It is hard not to see Dubai as a vision of where globalisation may be taking us, writes Colm Keena.
Huge glass and concrete towers shoot up from the flat desert landscape. Manual labourers and servants from some of the poorest countries on the planet toil alongside some of Earth's richest individuals.
Money is everything. Capital from all over the world is streaming into what was until recent years a small and relatively unknown town on the edge of the Persian Gulf, but which is now one of the largest construction sites in the world. Coming into the city from the airport, we got stuck in a traffic jam and I sat watching construction workers emerging from one of the many tower block building sites. As each blue-overalled man came out, he was quickly frisked by security guards before being allowed out through a barriered gateway. The men emerging looked Indian, while the men doing the frisking looked Arab.
My hotel was very much a 21st-century, high-spec establishment. A woman tinkled on the keys of a grand piano in the large lobby where men and women, Arabs and westerners, sat on low leather chairs sipping drinks and discussing business. Glass lifts shaped like capsules brought guests up to their rooms. On your way up you could look out through the glass front of the hotel and see the city there below you, stretching towards the sea.
The hotel was swarming with staff, all of whom, when they were addressing me, referred to me as "Sir". The staff I spoke during my short stay came from Burma, the Philippines, China, India and the Gulf. More than 80 per cent of the people living in Dubai are foreigners.
As I understand it, globalisation is creating wealth through trade and the integration of the world's economies. Wages globally are levelling out while owners, be they individuals or corporations, are, in the round, making increased profits. Global trade is closing the wealth gap between the developing and developed world, while increasing the wealth gap between the rich and the poor within individual countries and around the world generally.
Dubai, part of the United Arab Emirates, is ruled by Sheikh Mohammed bin Rashid Al Maktoum. There is no democracy. This offence to republican sensibilities is compounded by the huge gap in wealth that is so evident and pervasive. Culturally, the United Arab Emirates is a long way from Western Europe, but you can't help but wonder how long the rights of the citizen and the worker that currently exist in Western Europe would survive if the disparity in incomes here reached the sort of levels you see all around you in Dubai.
I didn't ask the staff in my hotel what they earned, but they surely are paid rates that are very low by western standards. Yet the room prices ranged from €320 to €1,000 a night, and dinner with a few glasses of wine cost about the same as it would in a low- to medium-priced restaurant in Dublin.
One night I dined alone in one of the hotel restaurants. I got talking to the waitress, who told me she was from a small town in the Philippines and was the single mother of a boy who was being raised by her parents back home. She had been in Dubai for most of the young boy's life, sending money home to support her parents and child. She told me she was allowed home for 30 days every two years. She liked Dubai, she said, but she missed her boy and her family.

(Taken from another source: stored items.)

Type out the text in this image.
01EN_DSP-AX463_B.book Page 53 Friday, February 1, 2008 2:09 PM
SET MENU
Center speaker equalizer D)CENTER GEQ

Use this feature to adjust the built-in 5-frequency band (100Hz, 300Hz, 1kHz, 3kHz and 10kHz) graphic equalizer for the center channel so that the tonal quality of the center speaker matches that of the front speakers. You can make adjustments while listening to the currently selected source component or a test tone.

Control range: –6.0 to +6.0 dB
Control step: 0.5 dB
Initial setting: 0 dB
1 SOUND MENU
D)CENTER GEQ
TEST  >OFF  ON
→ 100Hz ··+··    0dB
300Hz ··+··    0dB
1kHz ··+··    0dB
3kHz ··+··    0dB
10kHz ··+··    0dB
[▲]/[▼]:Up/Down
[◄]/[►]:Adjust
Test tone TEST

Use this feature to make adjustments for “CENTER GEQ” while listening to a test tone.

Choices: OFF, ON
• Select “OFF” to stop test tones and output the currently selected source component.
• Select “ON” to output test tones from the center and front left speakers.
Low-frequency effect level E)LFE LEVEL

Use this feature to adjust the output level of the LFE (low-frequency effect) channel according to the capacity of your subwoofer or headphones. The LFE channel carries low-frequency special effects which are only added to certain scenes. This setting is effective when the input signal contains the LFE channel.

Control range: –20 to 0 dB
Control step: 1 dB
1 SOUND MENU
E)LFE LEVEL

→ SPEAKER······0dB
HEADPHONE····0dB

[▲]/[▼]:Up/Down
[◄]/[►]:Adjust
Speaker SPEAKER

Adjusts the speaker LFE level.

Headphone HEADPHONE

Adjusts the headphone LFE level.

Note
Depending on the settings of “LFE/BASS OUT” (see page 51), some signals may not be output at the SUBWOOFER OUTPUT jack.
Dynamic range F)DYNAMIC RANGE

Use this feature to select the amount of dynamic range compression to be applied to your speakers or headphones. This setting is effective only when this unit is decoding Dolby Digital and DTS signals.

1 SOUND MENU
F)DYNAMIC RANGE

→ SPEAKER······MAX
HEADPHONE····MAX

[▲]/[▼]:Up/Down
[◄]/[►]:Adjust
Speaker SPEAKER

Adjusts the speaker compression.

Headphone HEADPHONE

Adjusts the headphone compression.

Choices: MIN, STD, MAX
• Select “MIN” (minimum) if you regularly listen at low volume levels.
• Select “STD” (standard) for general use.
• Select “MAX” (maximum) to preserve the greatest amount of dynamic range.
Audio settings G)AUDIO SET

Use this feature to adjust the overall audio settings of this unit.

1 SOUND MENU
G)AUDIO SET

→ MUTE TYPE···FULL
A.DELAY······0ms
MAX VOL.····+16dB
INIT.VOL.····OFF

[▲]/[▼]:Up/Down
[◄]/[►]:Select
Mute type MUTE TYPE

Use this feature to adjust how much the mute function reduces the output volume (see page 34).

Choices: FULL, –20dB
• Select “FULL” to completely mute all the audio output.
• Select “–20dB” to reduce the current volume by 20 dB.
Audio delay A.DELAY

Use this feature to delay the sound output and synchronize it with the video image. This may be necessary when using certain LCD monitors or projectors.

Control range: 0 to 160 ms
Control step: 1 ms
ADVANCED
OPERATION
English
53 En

She said she spent a lot of time on the phone.
Another night, having attended a reception in a hotel for Irish people based in Dubai, a few of us adjourned to the hotel bar and chatted with some of Dubai's Irish expatriates. One woman said she tended not to socialise with the local men, as she believed many of them attended parties where there were prostitutes, and this put her off them. A sweeping statement, obviously, but she has a basis for her belief: there are thousands of prostitutes from all around the globe in Dubai. The CIA's world handbook says Dubai is a destination country for men and women who are used for "involuntary servitude and for sexual exploitation".
The woman told me there is no income tax in Dubai and if you have a good job and a place to stay where the rent is not too exorbitant, then you can have a good life there. She had been there for a number of years. She also said she had seen people come there and change for the worse, because they were unable to resist the effect it could have on your character to be surrounded by so many people who have so much less than you do.
Many people are impressed by Dubai, by the scale of what is being done, and the ambitious vision it implies. And Dubai is part of the shift in the balance of power and wealth in the world, away from the old economies and towards the new. Who can argue against a process that has lifted hundreds of millions of people around the world out of abject poverty?
Yet in Dubai you wonder if it is not so much towards a relatively richer East, and a relatively poorer West, that globalisation is taking us, but rather towards an upstairs, downstairs world where we will all live in identical cities and the gap between the richest and the poorest will be such that even Michael McDowell might have second thoughts.